Dün akşam da öyle oldu. Önce çevrede olup bitenlerden söz ettik. Sokakların hali, geçim sıkıntısı, orman yangınları, eğitim öğretim derken laf döndü dolaştı, vatan sevgisi üzerine yoğunlaştı.
Büyük Atatürk bu konuda ne demişti?
“Söz konusu vatansa, gerisi teferruattır.”
Bir komşumuz, çayından bir yudum aldıktan sonra sordu:
“Sizce vatan sevgisinin bir ölçüsü var mı?”
Bir diğeri hemen atıldı:
“Vatan sevgisi sözle değil, davranışla belli olur.”
Bu sözle beraber herkes kendi bakış açısına göre konuya yaklaşmaya başladı.
Ben de kısa bir anımı anlattım.
Yıllar önce Almanya’ya bir fuar için gitmiştik. Boş vakitlerimizde bizi gezdirmesi için Türk bir taksiciyle anlaştık. Şehir turu yapıyorduk. Düsseldorf çok düzenli, tertemiz harika bir Şehirdi. Gerçekten etkilenmiştik.
Arkadaşlardan biri dedi ki:
“Keşke bizim şehirlerimiz de böyle olsa. Beğendim, hatta biraz da kıskandım.”
O sırada diğer arkadaşım elindeki meyve kabuklarını camdan atacak gibi oldu. Taksici fark etti. Arabayı hafif yavaşlattı, dikiz aynasından göz ucuyla baktı, sakin bir sesle dedi ki:
“Abi yapma, gözünü seveyim. Burası da bizim evimiz. Çocuklarımız burada büyüyor. Lütfen çevreye zarar vermeyelim.”
O anda kimse pek bir şey demedi ama o küçük uyarı bana çok şey düşündürdü.
Şimdi daha iyi anlıyorum:
Vatan sevgisi sadece doğduğun yere değil, yaşadığın yere gösterdiğin özenle de ilgilidir.
Sohbet ilerledikçe herkes fikrini söylemeye başladı.
Bir emekli hemşire dedi ki:
“Mesaim bitmiş olsa da, eğer hastam hâlâ bana ihtiyaç duyuyorsa geri dönüp yardım ederim.”
Uzun yıllar toprağı işlemiş ziraat yapmış bir başka komşum:
“Toprağı sevmek sadece ekip biçmekle olmaz.
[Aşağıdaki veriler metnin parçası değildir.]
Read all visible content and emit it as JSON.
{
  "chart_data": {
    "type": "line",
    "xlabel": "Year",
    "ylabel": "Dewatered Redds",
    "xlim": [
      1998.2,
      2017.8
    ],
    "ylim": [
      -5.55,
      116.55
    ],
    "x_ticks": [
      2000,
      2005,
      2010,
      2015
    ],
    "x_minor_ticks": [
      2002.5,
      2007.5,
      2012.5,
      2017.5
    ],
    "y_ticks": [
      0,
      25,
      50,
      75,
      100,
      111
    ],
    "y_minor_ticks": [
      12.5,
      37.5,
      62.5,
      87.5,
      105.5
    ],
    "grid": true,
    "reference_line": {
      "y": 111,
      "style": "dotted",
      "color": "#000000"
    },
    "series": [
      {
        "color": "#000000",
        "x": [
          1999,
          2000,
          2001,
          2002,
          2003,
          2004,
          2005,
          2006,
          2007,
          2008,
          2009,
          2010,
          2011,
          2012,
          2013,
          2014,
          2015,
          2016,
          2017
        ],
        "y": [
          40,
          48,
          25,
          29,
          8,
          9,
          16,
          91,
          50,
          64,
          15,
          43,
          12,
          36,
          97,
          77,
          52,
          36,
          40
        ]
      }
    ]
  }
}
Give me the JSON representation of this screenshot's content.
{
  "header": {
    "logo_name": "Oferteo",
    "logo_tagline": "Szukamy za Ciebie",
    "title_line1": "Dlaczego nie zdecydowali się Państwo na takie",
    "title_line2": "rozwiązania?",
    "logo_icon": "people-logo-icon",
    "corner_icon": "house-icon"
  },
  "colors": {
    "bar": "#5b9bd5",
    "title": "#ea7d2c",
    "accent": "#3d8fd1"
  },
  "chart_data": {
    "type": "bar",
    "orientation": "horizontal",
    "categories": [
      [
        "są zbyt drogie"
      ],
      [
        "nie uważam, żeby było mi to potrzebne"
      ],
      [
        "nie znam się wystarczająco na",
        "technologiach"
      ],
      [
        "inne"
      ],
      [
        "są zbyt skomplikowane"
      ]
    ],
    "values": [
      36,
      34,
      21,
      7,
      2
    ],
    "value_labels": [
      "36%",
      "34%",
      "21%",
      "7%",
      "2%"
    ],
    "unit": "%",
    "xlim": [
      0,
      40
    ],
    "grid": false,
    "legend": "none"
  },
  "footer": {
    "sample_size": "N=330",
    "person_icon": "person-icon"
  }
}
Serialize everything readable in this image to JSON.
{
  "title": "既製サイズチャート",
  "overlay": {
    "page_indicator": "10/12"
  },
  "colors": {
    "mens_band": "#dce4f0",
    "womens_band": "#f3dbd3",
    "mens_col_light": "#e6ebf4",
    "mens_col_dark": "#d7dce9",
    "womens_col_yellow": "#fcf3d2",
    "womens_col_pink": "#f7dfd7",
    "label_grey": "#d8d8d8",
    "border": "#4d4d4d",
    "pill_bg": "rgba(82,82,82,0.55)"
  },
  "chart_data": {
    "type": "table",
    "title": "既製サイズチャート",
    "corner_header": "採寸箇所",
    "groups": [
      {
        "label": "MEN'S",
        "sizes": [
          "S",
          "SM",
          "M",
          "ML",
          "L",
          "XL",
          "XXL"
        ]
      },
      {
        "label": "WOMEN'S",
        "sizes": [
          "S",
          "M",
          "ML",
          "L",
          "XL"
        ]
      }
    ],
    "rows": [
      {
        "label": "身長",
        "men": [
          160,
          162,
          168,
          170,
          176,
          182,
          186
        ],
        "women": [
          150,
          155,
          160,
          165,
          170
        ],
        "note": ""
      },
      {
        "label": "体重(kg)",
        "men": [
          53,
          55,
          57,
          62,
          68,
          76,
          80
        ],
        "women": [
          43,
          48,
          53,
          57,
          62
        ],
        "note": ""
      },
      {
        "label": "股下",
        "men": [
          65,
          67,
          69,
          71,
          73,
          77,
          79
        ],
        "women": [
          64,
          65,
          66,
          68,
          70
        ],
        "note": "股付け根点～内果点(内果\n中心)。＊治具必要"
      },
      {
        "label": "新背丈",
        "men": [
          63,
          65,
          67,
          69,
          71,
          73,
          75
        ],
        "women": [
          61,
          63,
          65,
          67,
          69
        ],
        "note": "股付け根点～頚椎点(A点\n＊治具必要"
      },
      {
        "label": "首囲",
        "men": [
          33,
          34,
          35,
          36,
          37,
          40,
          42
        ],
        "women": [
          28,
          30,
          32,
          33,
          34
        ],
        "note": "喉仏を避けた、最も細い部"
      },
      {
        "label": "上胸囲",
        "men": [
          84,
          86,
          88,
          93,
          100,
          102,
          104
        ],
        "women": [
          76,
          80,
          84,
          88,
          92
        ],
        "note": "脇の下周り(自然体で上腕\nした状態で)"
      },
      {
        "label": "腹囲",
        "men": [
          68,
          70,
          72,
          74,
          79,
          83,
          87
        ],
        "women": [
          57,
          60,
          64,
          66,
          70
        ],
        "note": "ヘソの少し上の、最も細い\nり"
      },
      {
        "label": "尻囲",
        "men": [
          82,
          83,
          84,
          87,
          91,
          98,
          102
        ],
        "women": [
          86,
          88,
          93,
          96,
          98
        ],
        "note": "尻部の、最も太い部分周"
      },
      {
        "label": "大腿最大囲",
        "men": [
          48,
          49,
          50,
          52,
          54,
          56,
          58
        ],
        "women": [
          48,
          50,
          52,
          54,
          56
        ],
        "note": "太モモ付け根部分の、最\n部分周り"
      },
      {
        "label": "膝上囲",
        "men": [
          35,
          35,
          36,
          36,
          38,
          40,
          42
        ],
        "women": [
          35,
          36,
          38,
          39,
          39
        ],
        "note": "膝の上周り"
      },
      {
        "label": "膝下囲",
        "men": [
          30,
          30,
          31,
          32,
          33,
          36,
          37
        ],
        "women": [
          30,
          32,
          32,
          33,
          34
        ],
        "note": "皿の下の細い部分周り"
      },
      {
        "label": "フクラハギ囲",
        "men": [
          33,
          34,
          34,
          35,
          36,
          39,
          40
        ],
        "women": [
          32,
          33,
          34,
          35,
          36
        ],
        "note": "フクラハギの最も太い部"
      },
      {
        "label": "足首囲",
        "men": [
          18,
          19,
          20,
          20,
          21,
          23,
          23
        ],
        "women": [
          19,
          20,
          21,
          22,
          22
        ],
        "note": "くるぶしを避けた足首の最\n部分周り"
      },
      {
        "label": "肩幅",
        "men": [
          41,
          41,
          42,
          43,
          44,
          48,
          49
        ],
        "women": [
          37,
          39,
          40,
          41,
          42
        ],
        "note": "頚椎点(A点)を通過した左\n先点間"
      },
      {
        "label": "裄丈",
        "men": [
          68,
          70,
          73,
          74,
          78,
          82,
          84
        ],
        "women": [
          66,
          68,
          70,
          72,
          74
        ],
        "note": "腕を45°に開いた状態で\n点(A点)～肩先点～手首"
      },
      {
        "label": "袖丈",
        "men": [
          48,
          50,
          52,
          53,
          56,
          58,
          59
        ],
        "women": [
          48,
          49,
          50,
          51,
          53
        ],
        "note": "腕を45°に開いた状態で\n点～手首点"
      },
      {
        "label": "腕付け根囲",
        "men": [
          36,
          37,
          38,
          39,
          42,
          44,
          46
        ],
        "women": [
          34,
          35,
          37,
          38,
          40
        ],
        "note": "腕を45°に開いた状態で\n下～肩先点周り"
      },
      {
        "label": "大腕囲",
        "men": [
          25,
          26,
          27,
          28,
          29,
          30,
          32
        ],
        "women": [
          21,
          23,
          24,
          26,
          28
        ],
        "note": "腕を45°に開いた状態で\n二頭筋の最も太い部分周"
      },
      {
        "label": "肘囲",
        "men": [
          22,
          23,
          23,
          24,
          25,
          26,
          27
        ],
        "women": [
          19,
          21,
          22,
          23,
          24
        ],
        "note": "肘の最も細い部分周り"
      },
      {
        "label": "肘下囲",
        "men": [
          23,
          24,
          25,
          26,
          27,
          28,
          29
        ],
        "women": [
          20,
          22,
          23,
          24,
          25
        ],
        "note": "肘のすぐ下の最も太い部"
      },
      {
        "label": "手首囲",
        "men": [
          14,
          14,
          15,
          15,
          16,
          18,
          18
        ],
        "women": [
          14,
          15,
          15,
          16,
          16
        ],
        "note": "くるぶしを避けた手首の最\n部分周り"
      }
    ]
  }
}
Onu korumak da gereklidir.”
Bir akademisyen komşumuz ekledi:
“Vatanı sevmek, sosyal medyada büyük laflar etmek değil. Bilgimizi, emeğimizi bu ülke için kullanmaktır.”
Herkes bir şeyler söylemişti. Genelde pek konuşmayan bir başka komşumuz kafasını kaldırıp, bir an durdu ve şöyle dedi:
“Açıkçası ben artık bu vatan sevgisi lafına pek inanmıyorum.
Çok konuşuluyor ama çoğu boş sözler, gerçekleşmesi zor.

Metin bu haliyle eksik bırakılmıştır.